STILL ANOTHER rider that would vitiate environmental law has become an issue as this hapless Congress struggles to complete its year's work and go home. This one was added to the defense appropriations bill, which Congress cleared and the president signed last month.
It would exempt defense agencies from payment of fines or penalties for any "environmental violation" by any military installation or facility unless the payment was "specifically authorized" by Congress. It is said to have been inserted by Senate Appropriations Committee Chairman Ted Stevens in response to an effort to enforce the Clean Air Act against a military installation in Alaska.
The rider is terrible policy. The national association of state attorneys general, who play a leading role in enforcing many federal environmental laws, reminded the congressional leadership in a letter a few weeks ago that "The federal government is, and has long been, the nation's largest polluter." Military installations are a major contributor.
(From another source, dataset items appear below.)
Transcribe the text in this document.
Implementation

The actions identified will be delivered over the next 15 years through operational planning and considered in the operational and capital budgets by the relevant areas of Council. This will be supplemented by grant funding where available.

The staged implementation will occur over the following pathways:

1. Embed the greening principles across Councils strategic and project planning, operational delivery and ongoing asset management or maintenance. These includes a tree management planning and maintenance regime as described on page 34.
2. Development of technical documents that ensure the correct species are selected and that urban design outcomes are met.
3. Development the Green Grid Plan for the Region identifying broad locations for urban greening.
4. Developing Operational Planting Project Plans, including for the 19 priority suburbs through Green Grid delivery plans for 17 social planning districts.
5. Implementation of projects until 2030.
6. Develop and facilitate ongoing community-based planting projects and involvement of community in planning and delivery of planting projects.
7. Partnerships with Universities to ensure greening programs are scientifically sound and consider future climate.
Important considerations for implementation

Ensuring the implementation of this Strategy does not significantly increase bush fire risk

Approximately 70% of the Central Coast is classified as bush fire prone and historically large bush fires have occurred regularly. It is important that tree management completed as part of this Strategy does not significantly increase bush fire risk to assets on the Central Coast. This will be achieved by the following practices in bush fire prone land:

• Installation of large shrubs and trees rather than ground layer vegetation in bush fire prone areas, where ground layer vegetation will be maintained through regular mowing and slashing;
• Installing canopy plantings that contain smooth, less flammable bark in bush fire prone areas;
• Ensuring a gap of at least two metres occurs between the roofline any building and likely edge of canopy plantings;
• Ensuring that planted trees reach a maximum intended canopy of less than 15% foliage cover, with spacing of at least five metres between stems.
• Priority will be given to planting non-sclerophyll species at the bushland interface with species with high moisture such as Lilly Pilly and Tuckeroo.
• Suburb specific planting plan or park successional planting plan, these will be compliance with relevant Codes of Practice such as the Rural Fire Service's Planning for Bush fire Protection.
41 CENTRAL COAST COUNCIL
They ought not be exempt; nor should the legislative branch seek to make itself the arbiter of a system of selective law enforcement.
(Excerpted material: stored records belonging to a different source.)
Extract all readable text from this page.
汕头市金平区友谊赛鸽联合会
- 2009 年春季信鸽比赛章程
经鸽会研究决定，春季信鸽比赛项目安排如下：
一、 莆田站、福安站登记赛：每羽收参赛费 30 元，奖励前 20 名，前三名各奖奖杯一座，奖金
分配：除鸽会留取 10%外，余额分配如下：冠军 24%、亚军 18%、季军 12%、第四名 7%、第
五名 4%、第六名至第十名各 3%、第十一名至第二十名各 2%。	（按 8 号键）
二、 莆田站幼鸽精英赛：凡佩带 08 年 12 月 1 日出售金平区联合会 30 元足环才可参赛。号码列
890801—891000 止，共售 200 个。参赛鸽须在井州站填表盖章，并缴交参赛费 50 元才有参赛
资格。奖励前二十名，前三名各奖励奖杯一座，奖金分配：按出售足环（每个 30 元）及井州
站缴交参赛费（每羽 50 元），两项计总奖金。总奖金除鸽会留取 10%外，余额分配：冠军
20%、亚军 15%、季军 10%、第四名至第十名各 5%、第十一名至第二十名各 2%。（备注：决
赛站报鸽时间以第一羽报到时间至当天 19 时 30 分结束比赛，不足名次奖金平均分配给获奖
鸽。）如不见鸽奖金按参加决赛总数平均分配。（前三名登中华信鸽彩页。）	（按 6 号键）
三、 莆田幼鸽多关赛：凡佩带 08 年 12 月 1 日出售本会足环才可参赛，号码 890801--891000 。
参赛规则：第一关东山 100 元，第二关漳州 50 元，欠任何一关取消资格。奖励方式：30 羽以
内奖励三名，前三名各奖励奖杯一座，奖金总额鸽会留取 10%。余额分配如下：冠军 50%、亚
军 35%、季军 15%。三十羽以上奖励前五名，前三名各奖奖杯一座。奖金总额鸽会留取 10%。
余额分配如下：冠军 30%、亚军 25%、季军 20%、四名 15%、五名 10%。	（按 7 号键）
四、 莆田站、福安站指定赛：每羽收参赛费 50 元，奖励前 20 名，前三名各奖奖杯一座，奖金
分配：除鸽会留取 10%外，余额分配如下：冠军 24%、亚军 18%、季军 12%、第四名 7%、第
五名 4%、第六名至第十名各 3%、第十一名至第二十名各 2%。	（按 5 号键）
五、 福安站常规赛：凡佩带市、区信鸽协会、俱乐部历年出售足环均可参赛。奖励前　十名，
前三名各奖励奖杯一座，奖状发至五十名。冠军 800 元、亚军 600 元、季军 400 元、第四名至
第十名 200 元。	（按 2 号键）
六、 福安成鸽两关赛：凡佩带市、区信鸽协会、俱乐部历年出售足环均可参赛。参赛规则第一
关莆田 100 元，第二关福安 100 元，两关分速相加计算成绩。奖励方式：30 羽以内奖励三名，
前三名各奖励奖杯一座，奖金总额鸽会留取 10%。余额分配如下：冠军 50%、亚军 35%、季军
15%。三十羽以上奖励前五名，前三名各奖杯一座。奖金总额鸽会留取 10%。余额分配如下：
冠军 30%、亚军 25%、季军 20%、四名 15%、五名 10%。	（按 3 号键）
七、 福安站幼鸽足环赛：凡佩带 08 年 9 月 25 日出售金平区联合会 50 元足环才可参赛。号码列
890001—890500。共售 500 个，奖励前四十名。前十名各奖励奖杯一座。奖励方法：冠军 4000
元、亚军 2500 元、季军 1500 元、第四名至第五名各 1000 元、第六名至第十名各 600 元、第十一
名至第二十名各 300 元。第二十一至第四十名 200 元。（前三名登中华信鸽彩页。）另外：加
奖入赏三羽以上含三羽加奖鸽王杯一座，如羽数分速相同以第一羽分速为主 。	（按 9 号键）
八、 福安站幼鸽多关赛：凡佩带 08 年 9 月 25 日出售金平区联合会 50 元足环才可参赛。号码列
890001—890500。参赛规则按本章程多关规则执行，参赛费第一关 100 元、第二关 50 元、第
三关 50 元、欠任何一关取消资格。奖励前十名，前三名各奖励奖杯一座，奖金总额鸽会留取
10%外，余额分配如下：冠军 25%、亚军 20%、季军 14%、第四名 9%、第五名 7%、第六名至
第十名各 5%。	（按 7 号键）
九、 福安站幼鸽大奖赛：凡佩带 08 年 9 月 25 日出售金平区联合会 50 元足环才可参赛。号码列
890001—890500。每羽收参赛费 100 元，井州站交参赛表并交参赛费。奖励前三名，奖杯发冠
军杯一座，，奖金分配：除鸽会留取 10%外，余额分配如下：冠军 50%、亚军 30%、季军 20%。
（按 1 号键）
The president said in signing the appropriations bill that he was ordering defense officials to seek prompt authorization from Congress to pay fines they incurred. That's not good enough. Efforts are underway in both houses, the Senate particularly, to add what would amount to a reverse rider to the omni-appropriations bill with which the session will conclude, rescinding the Stevens language. Some members seek a compromise in which it would be rescinded only in part. That's not good enough either. In other contexts, this Congress prides itself on being tough with regard to law enforcement. Why only some laws, and not these? They can fix this if they will -- and they should.